Opowiadalibyśmy się więc za integralnością stanowiska Czaadajewa, jeśli chodzi o problematykę rosyjsko-europejską, a gwałtowne reakcje na Apologię obłąkanego jako na jakoby zerwanie ze szlachetną i heroiczną uczciwością pierwszego Listu postrzegalibyśmy jako efekt gwałtownie doraźnego spojrzenia na List. Idea historycznego posłannictwa Rosji obecna jest – wbrew temu doraźnemu spojrzeniu – co najmniej w kolejnych Listach filozoficznych, a więc na długo przed Apologią; „trzeba więc odrzucić pogląd – słusznie pisze polski badacz – że idee Apologii obłąkanego powstały jako rezultat taktycznych ustępstw myśliciela wobec politycznej władzy i oburzonej opinii publicznej”20.
Tak ujmując relację między Listami filozoficznymi a Apologią obłąkanego, postawić możemy kolejną, jeszcze może ważniejszą tezę: iż Czaadajew jest myślicielem wymykającym się opozycji okcydentalizm–słowianofilstwo, że jego filozofia poprzedza tę opozycję, że funduje ją. I to w pierwszym rzędzie ta sytuacja nadaje życiu i twórczości Czaadajewa charakter mitu założycielskiego. Jako okcydentalista, czy też – co głoszone jest znacznie rzadziej, ale również się zdarza – jako słowianofil, Czaadajew byłby mistrzem, twórcą, ojcem założycielem któregoś z tych kierunków, zwłaszcza okcydentalizmu, i byłby usytuowany w wyraziście określonej roli na mapie intelektualnej Rosji lat trzydziestych–pięćdziesiątych XIX wieku.

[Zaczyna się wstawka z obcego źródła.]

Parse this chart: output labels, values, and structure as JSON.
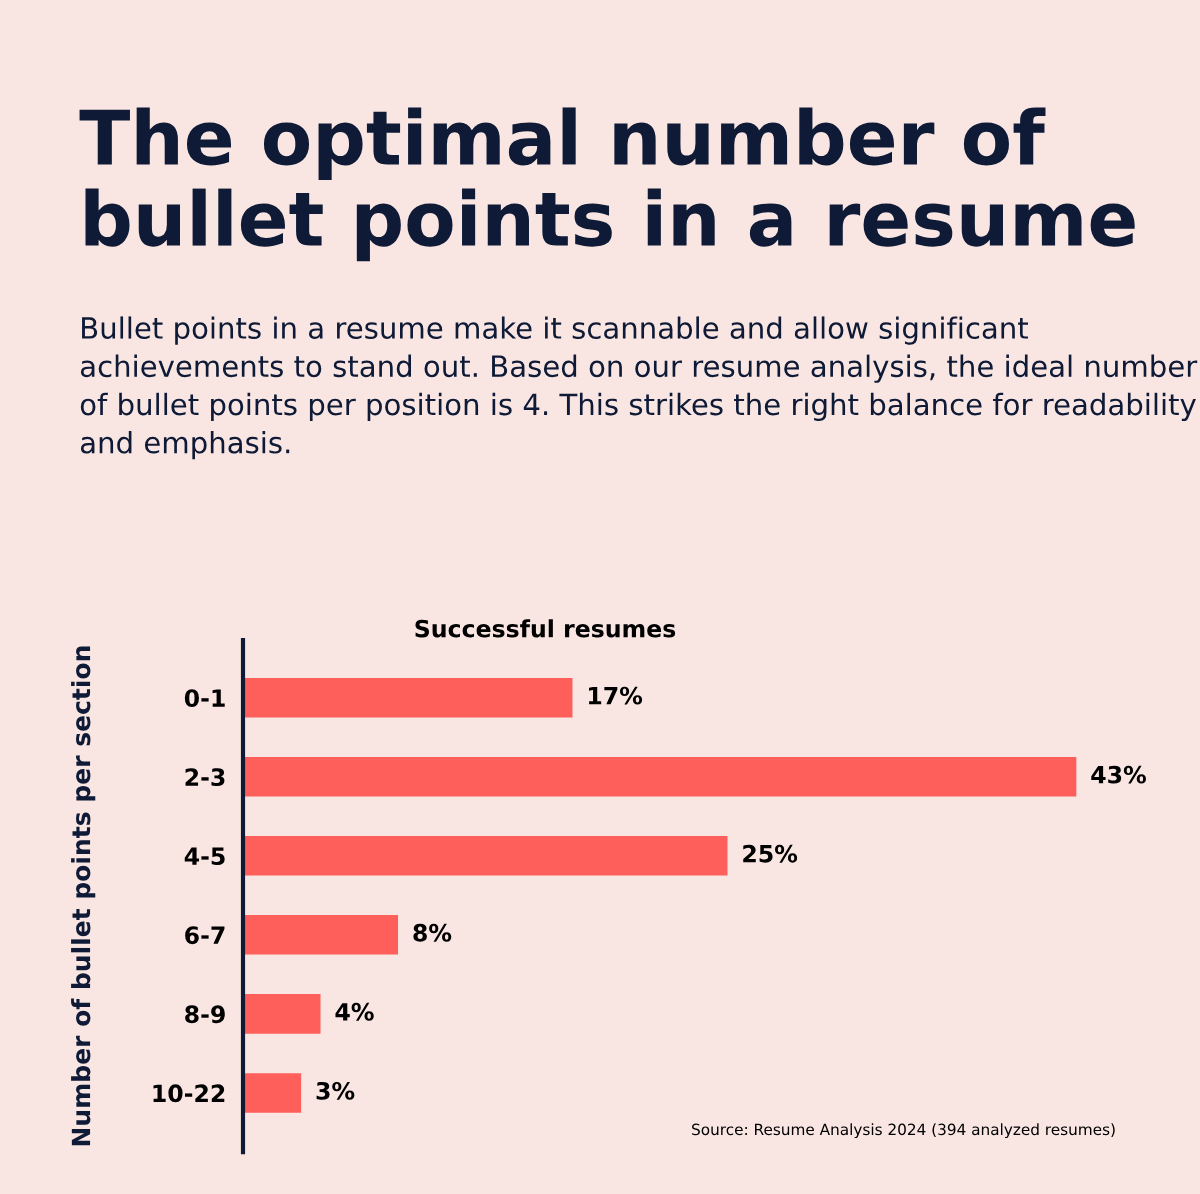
{
  "chart_data": {
    "type": "bar",
    "orientation": "horizontal",
    "title": "The optimal number of\nbullet points in a resume",
    "subtitle": "Bullet points in a resume make it scannable and allow significant achievements to stand out. Based on our resume analysis, the ideal number of bullet points per position is 4. This strikes the right balance for readability and emphasis.",
    "xlabel": "Successful resumes",
    "ylabel": "Number of bullet points per section",
    "categories": [
      "0-1",
      "2-3",
      "4-5",
      "6-7",
      "8-9",
      "10-22"
    ],
    "values": [
      17,
      43,
      25,
      8,
      4,
      3
    ],
    "value_labels": [
      "17%",
      "43%",
      "25%",
      "8%",
      "4%",
      "3%"
    ],
    "color": "#ff5f5a",
    "grid": false,
    "legend": false,
    "annotations": [
      "Source: Resume Analysis 2024 (394 analyzed resumes)"
    ]
  }
}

Natomiast jako myśliciel poprzedzający spór słowianofilsko-okcydentalistyczny, konstytuujący ten spór, staje się Czaadajew mitem założycielskim filozofii rosyjskiej, jej całości, jej ogólnego i różnicującego się następnie pola problemowego, wyjściowo jako sporu słowianofilstwa z okcydentalizmem, a później ulegającego dalszym transformacjom, przy czym zawsze on sam, Czaadajew, pozostaje w roli kogoś nieuwikłanego w zależność od określonego kierunku, zawsze występuje w pozycji poprzednika, w roli właśnie mitu założycielskiego, mającego inny charakter i inne znaczenie niż pozycja założyciela, ojca założyciela, autorytetu czy klasyka któregoś z kierunków filozofii rosyjskiej.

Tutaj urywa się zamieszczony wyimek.